In dealing with colonialism, imperialism and racism, South African women of course faced unique hardships and oppressions. Black women in Apartheid South Africa faced severely limited job opportunities and high infant mortality rates due to lack of pre-natal health care. Women’s bodies and lives were controlled by the government’s Apartheid laws.
Winnie Mandela was just one of many women who played courageous roles in the struggle against Apartheid.
Among her peers were such women as Thenjiwe Mtintso, a journalist and freedom fighter who was banned and exiled several times from the 1960s into the 1980s. Mtintso served as a commander in the armed struggle organization of the African National Congress and on the Central Committee of the South African Communist Party.
Lillian Ngoyi, a founder of the Federation of South African Women, was a beloved anti-apartheid figure.
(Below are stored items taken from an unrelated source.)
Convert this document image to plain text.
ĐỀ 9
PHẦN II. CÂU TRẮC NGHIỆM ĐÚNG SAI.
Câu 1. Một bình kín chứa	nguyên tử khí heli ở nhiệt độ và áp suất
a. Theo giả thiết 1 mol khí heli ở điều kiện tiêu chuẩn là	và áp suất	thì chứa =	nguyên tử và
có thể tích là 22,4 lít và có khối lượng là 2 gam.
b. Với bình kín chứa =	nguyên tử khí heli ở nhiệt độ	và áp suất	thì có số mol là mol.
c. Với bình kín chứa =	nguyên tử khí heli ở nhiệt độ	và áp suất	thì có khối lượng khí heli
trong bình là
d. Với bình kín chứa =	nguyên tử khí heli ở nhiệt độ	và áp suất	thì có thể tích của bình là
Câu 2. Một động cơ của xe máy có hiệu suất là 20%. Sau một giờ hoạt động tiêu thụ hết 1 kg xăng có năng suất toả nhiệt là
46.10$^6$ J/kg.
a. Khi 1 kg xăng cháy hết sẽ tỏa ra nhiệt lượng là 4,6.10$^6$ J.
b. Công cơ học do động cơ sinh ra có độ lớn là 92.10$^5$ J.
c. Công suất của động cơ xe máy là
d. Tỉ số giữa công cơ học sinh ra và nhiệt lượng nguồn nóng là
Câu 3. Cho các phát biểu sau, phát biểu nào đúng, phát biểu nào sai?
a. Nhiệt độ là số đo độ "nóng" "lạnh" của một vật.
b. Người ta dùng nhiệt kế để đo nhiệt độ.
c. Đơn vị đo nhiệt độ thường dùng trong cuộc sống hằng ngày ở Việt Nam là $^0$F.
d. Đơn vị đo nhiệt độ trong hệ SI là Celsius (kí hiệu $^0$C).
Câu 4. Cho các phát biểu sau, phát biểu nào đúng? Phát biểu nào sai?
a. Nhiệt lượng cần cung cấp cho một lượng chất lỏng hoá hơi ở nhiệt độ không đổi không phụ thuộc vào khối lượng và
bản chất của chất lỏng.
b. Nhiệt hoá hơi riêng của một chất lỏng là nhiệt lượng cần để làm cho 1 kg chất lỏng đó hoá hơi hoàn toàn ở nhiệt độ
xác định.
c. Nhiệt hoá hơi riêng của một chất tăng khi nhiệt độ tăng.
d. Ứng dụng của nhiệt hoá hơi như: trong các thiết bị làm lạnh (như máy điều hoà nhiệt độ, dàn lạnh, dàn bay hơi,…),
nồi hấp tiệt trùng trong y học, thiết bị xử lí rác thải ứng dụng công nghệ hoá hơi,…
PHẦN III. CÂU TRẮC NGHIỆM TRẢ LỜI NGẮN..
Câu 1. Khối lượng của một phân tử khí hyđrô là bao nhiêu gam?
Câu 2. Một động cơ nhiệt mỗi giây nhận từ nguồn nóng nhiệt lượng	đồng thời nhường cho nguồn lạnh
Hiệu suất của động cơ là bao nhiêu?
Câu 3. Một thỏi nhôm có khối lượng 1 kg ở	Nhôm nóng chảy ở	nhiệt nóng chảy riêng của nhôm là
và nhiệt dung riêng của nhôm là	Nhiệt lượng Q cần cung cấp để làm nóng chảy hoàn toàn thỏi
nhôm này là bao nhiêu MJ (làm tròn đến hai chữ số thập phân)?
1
There were women leaders outside the ANC as well. Sikose Mji was a leader of the Black Consciousness Movement, founded by Steve Biko and others in the late 1960s, and participated in the heroic Soweto Uprising.
Women played a major role in the trade union movement. Early in the struggle, women leaders started trying to unionize non-white women in the laundry, clothing, mattress, furniture and baking industries. They fought to bring an end to job reservations by race and to have universal education.
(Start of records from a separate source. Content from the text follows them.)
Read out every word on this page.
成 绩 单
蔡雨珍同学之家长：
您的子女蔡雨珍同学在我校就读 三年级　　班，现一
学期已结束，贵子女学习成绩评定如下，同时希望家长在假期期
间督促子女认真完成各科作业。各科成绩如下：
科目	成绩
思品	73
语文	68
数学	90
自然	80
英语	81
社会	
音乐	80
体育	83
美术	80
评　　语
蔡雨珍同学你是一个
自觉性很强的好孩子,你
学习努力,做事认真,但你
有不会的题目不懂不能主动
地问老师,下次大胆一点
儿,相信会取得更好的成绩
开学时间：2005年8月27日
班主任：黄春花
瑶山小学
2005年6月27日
In 1954, the Federation of South African Women was formed in opposition to the National Party’s Apartheid regime. The FSAW represented 230,000 women. They organized government school boycotts and led a very militant transit boycott in the towns of Alexandria, Sophiatown and Lady Shelburne.
Within three weeks of a one-cent increase in fares, the women organized over 25,000 people to boycott the Public Utility Transportation Company along with the support of 20,000 other Africans not directly affected by the company. They were met with violence by the state, and police raided the town of Lady Shelburne, arresting 6,606 Africans. The people triumphed nonetheless, and the transit company was forced to roll back their prices.
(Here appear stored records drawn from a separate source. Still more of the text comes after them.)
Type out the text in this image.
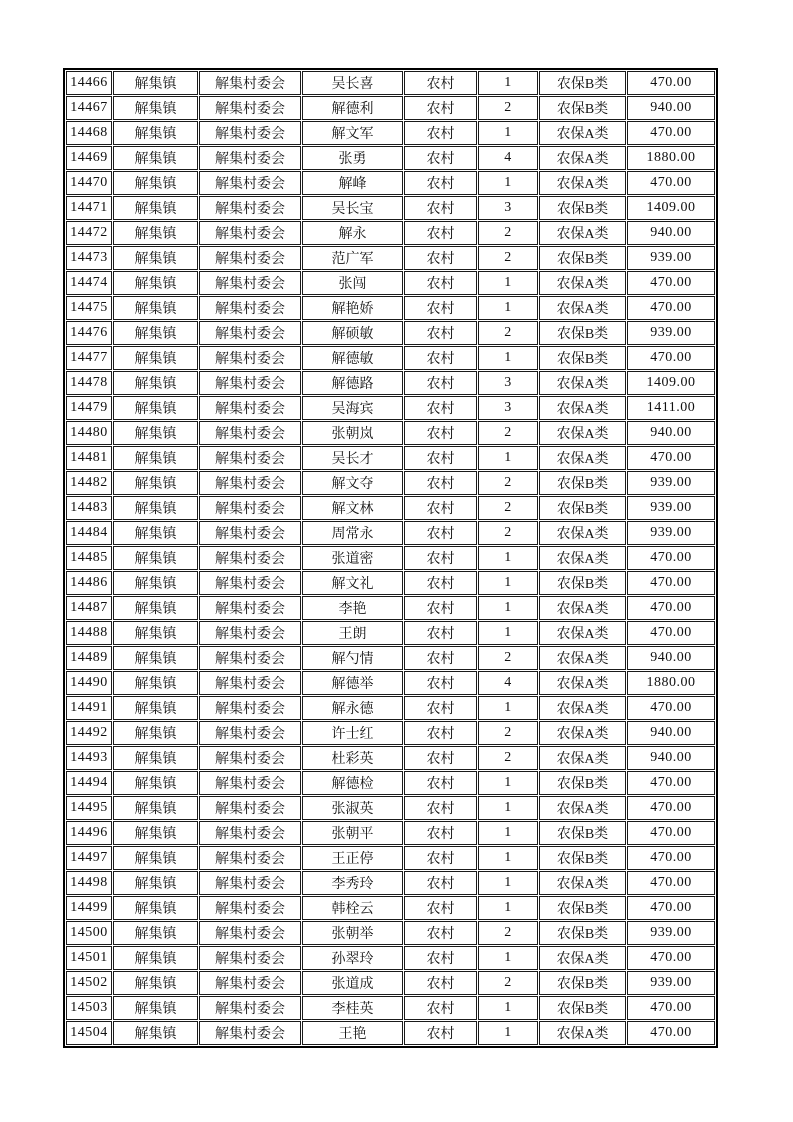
14466	解集镇	解集村委会	吴长喜	农村	1	农保B类	470.00
14467	解集镇	解集村委会	解德利	农村	2	农保B类	940.00
14468	解集镇	解集村委会	解文军	农村	1	农保A类	470.00
14469	解集镇	解集村委会	张勇	农村	4	农保A类	1880.00
14470	解集镇	解集村委会	解峰	农村	1	农保A类	470.00
14471	解集镇	解集村委会	吴长宝	农村	3	农保B类	1409.00
14472	解集镇	解集村委会	解永	农村	2	农保A类	940.00
14473	解集镇	解集村委会	范广军	农村	2	农保B类	939.00
14474	解集镇	解集村委会	张闯	农村	1	农保A类	470.00
14475	解集镇	解集村委会	解艳娇	农村	1	农保A类	470.00
14476	解集镇	解集村委会	解硕敏	农村	2	农保B类	939.00
14477	解集镇	解集村委会	解德敏	农村	1	农保B类	470.00
14478	解集镇	解集村委会	解德路	农村	3	农保A类	1409.00
14479	解集镇	解集村委会	吴海宾	农村	3	农保A类	1411.00
14480	解集镇	解集村委会	张朝岚	农村	2	农保A类	940.00
14481	解集镇	解集村委会	吴长才	农村	1	农保A类	470.00
14482	解集镇	解集村委会	解文夺	农村	2	农保B类	939.00
14483	解集镇	解集村委会	解文林	农村	2	农保B类	939.00
14484	解集镇	解集村委会	周常永	农村	2	农保A类	939.00
14485	解集镇	解集村委会	张道密	农村	1	农保A类	470.00
14486	解集镇	解集村委会	解文礼	农村	1	农保B类	470.00
14487	解集镇	解集村委会	李艳	农村	1	农保A类	470.00
14488	解集镇	解集村委会	王朗	农村	1	农保A类	470.00
14489	解集镇	解集村委会	解勺情	农村	2	农保A类	940.00
14490	解集镇	解集村委会	解德举	农村	4	农保A类	1880.00
14491	解集镇	解集村委会	解永德	农村	1	农保A类	470.00
14492	解集镇	解集村委会	许士红	农村	2	农保A类	940.00
14493	解集镇	解集村委会	杜彩英	农村	2	农保A类	940.00
14494	解集镇	解集村委会	解德检	农村	1	农保B类	470.00
14495	解集镇	解集村委会	张淑英	农村	1	农保A类	470.00
14496	解集镇	解集村委会	张朝平	农村	1	农保B类	470.00
14497	解集镇	解集村委会	王正停	农村	1	农保B类	470.00
14498	解集镇	解集村委会	李秀玲	农村	1	农保A类	470.00
14499	解集镇	解集村委会	韩栓云	农村	1	农保B类	470.00
14500	解集镇	解集村委会	张朝举	农村	2	农保B类	939.00
14501	解集镇	解集村委会	孙翠玲	农村	1	农保A类	470.00
14502	解集镇	解集村委会	张道成	农村	2	农保B类	939.00
14503	解集镇	解集村委会	李桂英	农村	1	农保B类	470.00
14504	解集镇	解集村委会	王艳	农村	1	农保A类	470.00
Women in South Africa understood their oppression as unique from men, but recognized they had a common fight because they had a common enemy, Apartheid, and a common destiny — revolution.
Many of the unnamed women activists of the era will never be mentioned in the history books, but they remain in the hearts of the people. The women of South Africa come from a tradition of persistence and strength, and remain on the frontlines of struggle today.